Dans cette analyse somme toute "de politicien courageux" que nous livre Bah Oury, j'aurais surtout voulu qu'il condamne avec véhémence l'imposture politique qui se cache derrière l'initiative de regroupement de deux évènements catastrophiques - qui n'ont aucune corrélation possible -, en les célébrant officiellement ENSEMBLE le 7 septembre 2012. Si AC est proprement incompétent en matière de gouvernance, nous le verrons CONSTAMMENT s'avérer une vraie redoutable "anguille politique" rompue à TOUT l'art de manipuler son monde pour duper l'opinion publique. Bien à vous!
Je ne plaiderai pas pour un Nouhou Tiam , car ils sont ceux qui ont mis Alpha au pouvoir sous l autorite de Sekouba.
Concernant Issiaga Camara , qu on se refere au verset cite plus haut.
Qui est chef d’état-major général des armées ?
Qui est chef d’état-major de la gendarmerie nationale ?
Qui est président du CNT ?
Qui est ministre de la justice ?
Qui est leader principal de l’opposition ?
Faites gaffe aux soussous ! Ok ?
Je pouvais vous comprendre si entant que soussou, vous vous engagiez à dénoncer vos parents soussous qui cautionnent la dictature d’Alpha, mais en les nommant car ils sont presque tous connus, et poussiez les autres communautés à faire la même chose.
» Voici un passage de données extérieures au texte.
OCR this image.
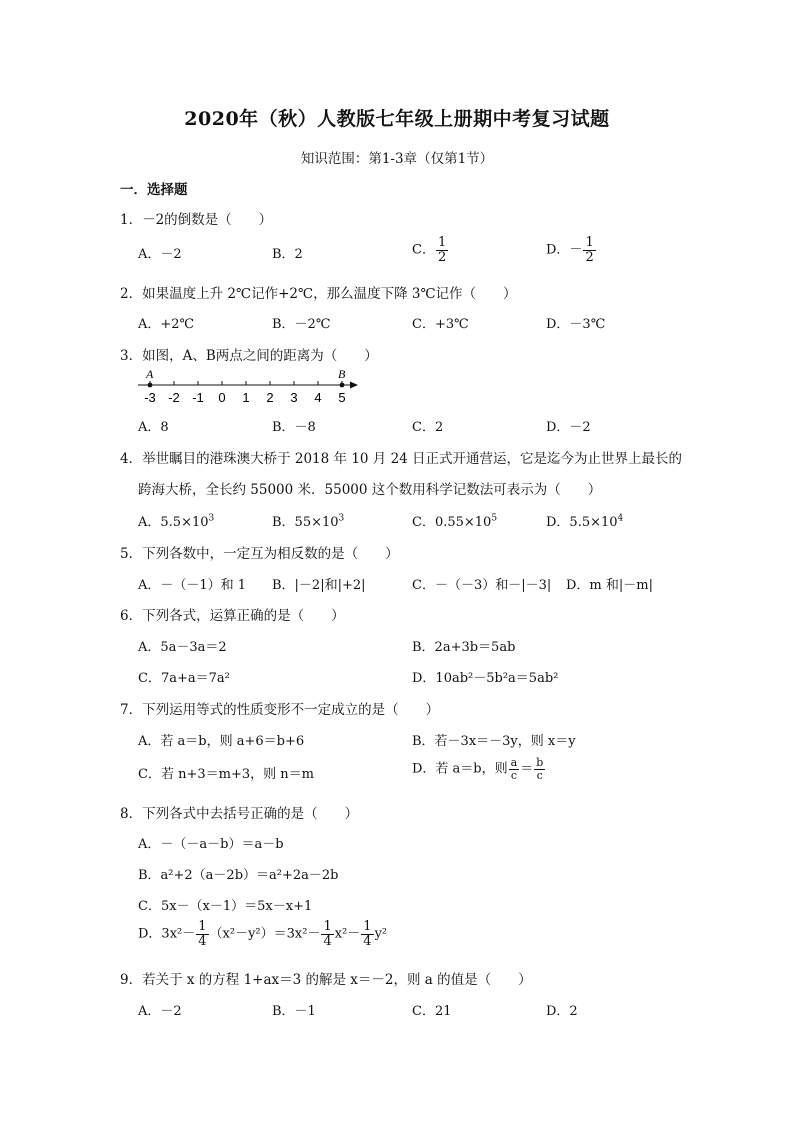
2020年（秋）人教版七年级上册期中考复习试题
知识范围：第1-3章（仅第1节）
一．选择题
1．－2的倒数是（　　）
A．－2	B．2	C． $\frac{1}{2}$	D．－ $\frac{1}{2}$
2．如果温度上升 2℃记作+2℃，那么温度下降 3℃记作（　　）
A．+2℃	B．－2℃	C．+3℃	D．－3℃
3．如图，A、B两点之间的距离为（　　）
-3 -2 -1 0 1 2 3 4 5
A	B
A．8	B．－8	C．2	D．－2
4．举世瞩目的港珠澳大桥于 2018 年 10 月 24 日正式开通营运，它是迄今为止世界上最长的
跨海大桥，全长约 55000 米．55000 这个数用科学记数法可表示为（　　）
A．$5.5\times 10^3$	B．$55\times 10^3$	C．$0.55\times 10^5$	D．$5.5\times 10^4$
5．下列各数中，一定互为相反数的是（　　）
A．－（－1）和 1 B．|－2|和|+2|	C．－（－3）和－|－3| D．m 和|－m|
6．下列各式，运算正确的是（　　）
A．5a－3a＝2	B．2a+3b＝5ab
C．7a+a＝7a²	D．10ab²－5b²a＝5ab²
7．下列运用等式的性质变形不一定成立的是（　　）
A．若 a＝b，则 a+6＝b+6	B．若－3x＝－3y，则 x＝y
C．若 n+3＝m+3，则 n＝m	D．若 a＝b，则 $\frac{a}{c} = \frac{b}{c}$
8．下列各式中去括号正确的是（　　）
A．－（－a－b）＝a－b
B．a²+2（a－2b）＝a²+2a－2b
C．5x－（x－1）＝5x－x+1
D．$3x^2- \frac{1}{4} (x^2-y^2)=3x^2- \frac{1}{4} x^2- \frac{1}{4} y^2$
9．若关于 x 的方程 1+ax＝3 的解是 x＝－2，则 a 的值是（　　）
A．－2	B．－1	C．21	D．2
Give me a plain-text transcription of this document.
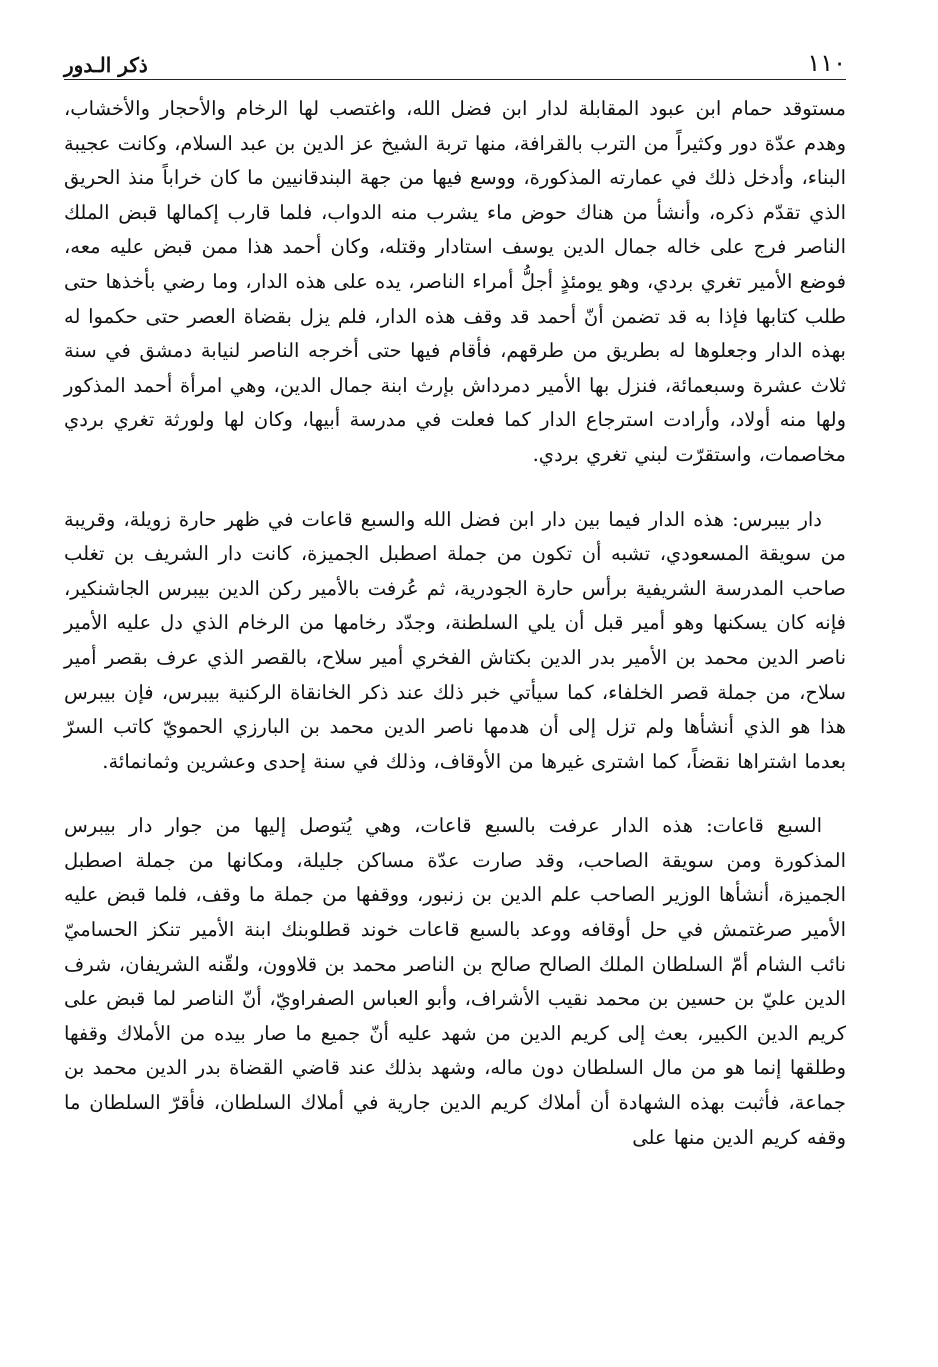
١١٠
ذكر الـدور

مستوقد حمام ابن عبود المقابلة لدار ابن فضل الله، واغتصب لها الرخام والأحجار والأخشاب، وهدم عدّة دور وكثيراً من الترب بالقرافة، منها تربة الشيخ عز الدين بن عبد السلام، وكانت عجيبة البناء، وأدخل ذلك في عمارته المذكورة، ووسع فيها من جهة البندقانيين ما كان خراباً منذ الحريق الذي تقدّم ذكره، وأنشأ من هناك حوض ماء يشرب منه الدواب، فلما قارب إكمالها قبض الملك الناصر فرج على خاله جمال الدين يوسف استادار وقتله، وكان أحمد هذا ممن قبض عليه معه، فوضع الأمير تغري بردي، وهو يومئذٍ أجلُّ أمراء الناصر، يده على هذه الدار، وما رضي بأخذها حتى طلب كتابها فإذا به قد تضمن أنّ أحمد قد وقف هذه الدار، فلم يزل بقضاة العصر حتى حكموا له بهذه الدار وجعلوها له بطريق من طرقهم، فأقام فيها حتى أخرجه الناصر لنيابة دمشق في سنة ثلاث عشرة وسبعمائة، فنزل بها الأمير دمرداش بإرث ابنة جمال الدين، وهي امرأة أحمد المذكور ولها منه أولاد، وأرادت استرجاع الدار كما فعلت في مدرسة أبيها، وكان لها ولورثة تغري بردي مخاصمات، واستقرّت لبني تغري بردي.

دار بيبرس: هذه الدار فيما بين دار ابن فضل الله والسبع قاعات في ظهر حارة زويلة، وقريبة من سويقة المسعودي، تشبه أن تكون من جملة اصطبل الجميزة، كانت دار الشريف بن تغلب صاحب المدرسة الشريفية برأس حارة الجودرية، ثم عُرفت بالأمير ركن الدين بيبرس الجاشنكير، فإنه كان يسكنها وهو أمير قبل أن يلي السلطنة، وجدّد رخامها من الرخام الذي دل عليه الأمير ناصر الدين محمد بن الأمير بدر الدين بكتاش الفخري أمير سلاح، بالقصر الذي عرف بقصر أمير سلاح، من جملة قصر الخلفاء، كما سيأتي خبر ذلك عند ذكر الخانقاة الركنية بيبرس، فإن بيبرس هذا هو الذي أنشأها ولم تزل إلى أن هدمها ناصر الدين محمد بن البارزي الحمويّ كاتب السرّ بعدما اشتراها نقضاً، كما اشترى غيرها من الأوقاف، وذلك في سنة إحدى وعشرين وثمانمائة.

السبع قاعات: هذه الدار عرفت بالسبع قاعات، وهي يُتوصل إليها من جوار دار بيبرس المذكورة ومن سويقة الصاحب، وقد صارت عدّة مساكن جليلة، ومكانها من جملة اصطبل الجميزة، أنشأها الوزير الصاحب علم الدين بن زنبور، ووقفها من جملة ما وقف، فلما قبض عليه الأمير صرغتمش في حل أوقافه ووعد بالسبع قاعات خوند قطلوبنك ابنة الأمير تنكز الحساميّ نائب الشام أمّ السلطان الملك الصالح صالح بن الناصر محمد بن قلاوون، ولقّنه الشريفان، شرف الدين عليّ بن حسين بن محمد نقيب الأشراف، وأبو العباس الصفراويّ، أنّ الناصر لما قبض على كريم الدين الكبير، بعث إلى كريم الدين من شهد عليه أنّ جميع ما صار بيده من الأملاك وقفها وطلقها إنما هو من مال السلطان دون ماله، وشهد بذلك عند قاضي القضاة بدر الدين محمد بن جماعة، فأثبت بهذه الشهادة أن أملاك كريم الدين جارية في أملاك السلطان، فأقرّ السلطان ما وقفه كريم الدين منها على
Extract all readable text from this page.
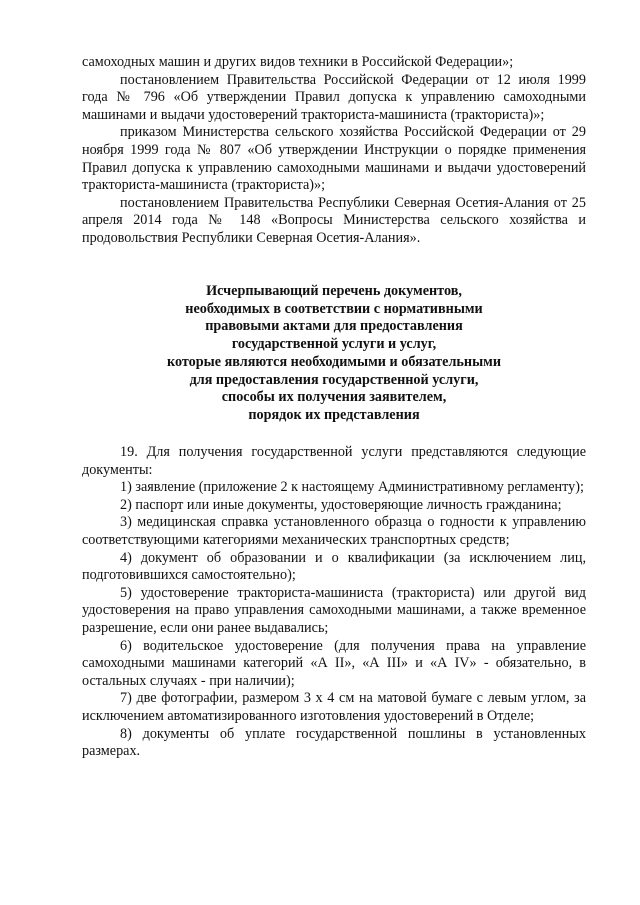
самоходных машин и других видов техники в Российской Федерации»;

постановлением Правительства Российской Федерации от 12 июля 1999 года № 796 «Об утверждении Правил допуска к управлению самоходными машинами и выдачи удостоверений тракториста-машиниста (тракториста)»;

приказом Министерства сельского хозяйства Российской Федерации от 29 ноября 1999 года № 807 «Об утверждении Инструкции о порядке применения Правил допуска к управлению самоходными машинами и выдачи удостоверений тракториста-машиниста (тракториста)»;

постановлением Правительства Республики Северная Осетия-Алания от 25 апреля 2014 года № 148 «Вопросы Министерства сельского хозяйства и продовольствия Республики Северная Осетия-Алания».

Исчерпывающий перечень документов,
необходимых в соответствии с нормативными
правовыми актами для предоставления
государственной услуги и услуг,
которые являются необходимыми и обязательными
для предоставления государственной услуги,
способы их получения заявителем,
порядок их представления

19. Для получения государственной услуги представляются следующие документы:

1) заявление (приложение 2 к настоящему Административному регламенту);

2) паспорт или иные документы, удостоверяющие личность гражданина;

3) медицинская справка установленного образца о годности к управлению соответствующими категориями механических транспортных средств;

4) документ об образовании и о квалификации (за исключением лиц, подготовившихся самостоятельно);

5) удостоверение тракториста-машиниста (тракториста) или другой вид удостоверения на право управления самоходными машинами, а также временное разрешение, если они ранее выдавались;

6) водительское удостоверение (для получения права на управление самоходными машинами категорий «А II», «А III» и «А IV» - обязательно, в остальных случаях - при наличии);

7) две фотографии, размером 3 х 4 см на матовой бумаге с левым углом, за исключением автоматизированного изготовления удостоверений в Отделе;

8) документы об уплате государственной пошлины в установленных размерах.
Mais se limiter à des affirmations confusionnistes, n’arrange pas. N’ayez peur de personne, soyez honnête quand il s’agit de la guinée, car ce pays nous appartient à tous et surtout, n’écrivez pas pour faire plaisir à qui que ce soit.
Salut.
Mohamed Sadibou Camara.
Il faut avoir beaucoup de ressources morales pour avoir foi en l'avenir de la Guinée.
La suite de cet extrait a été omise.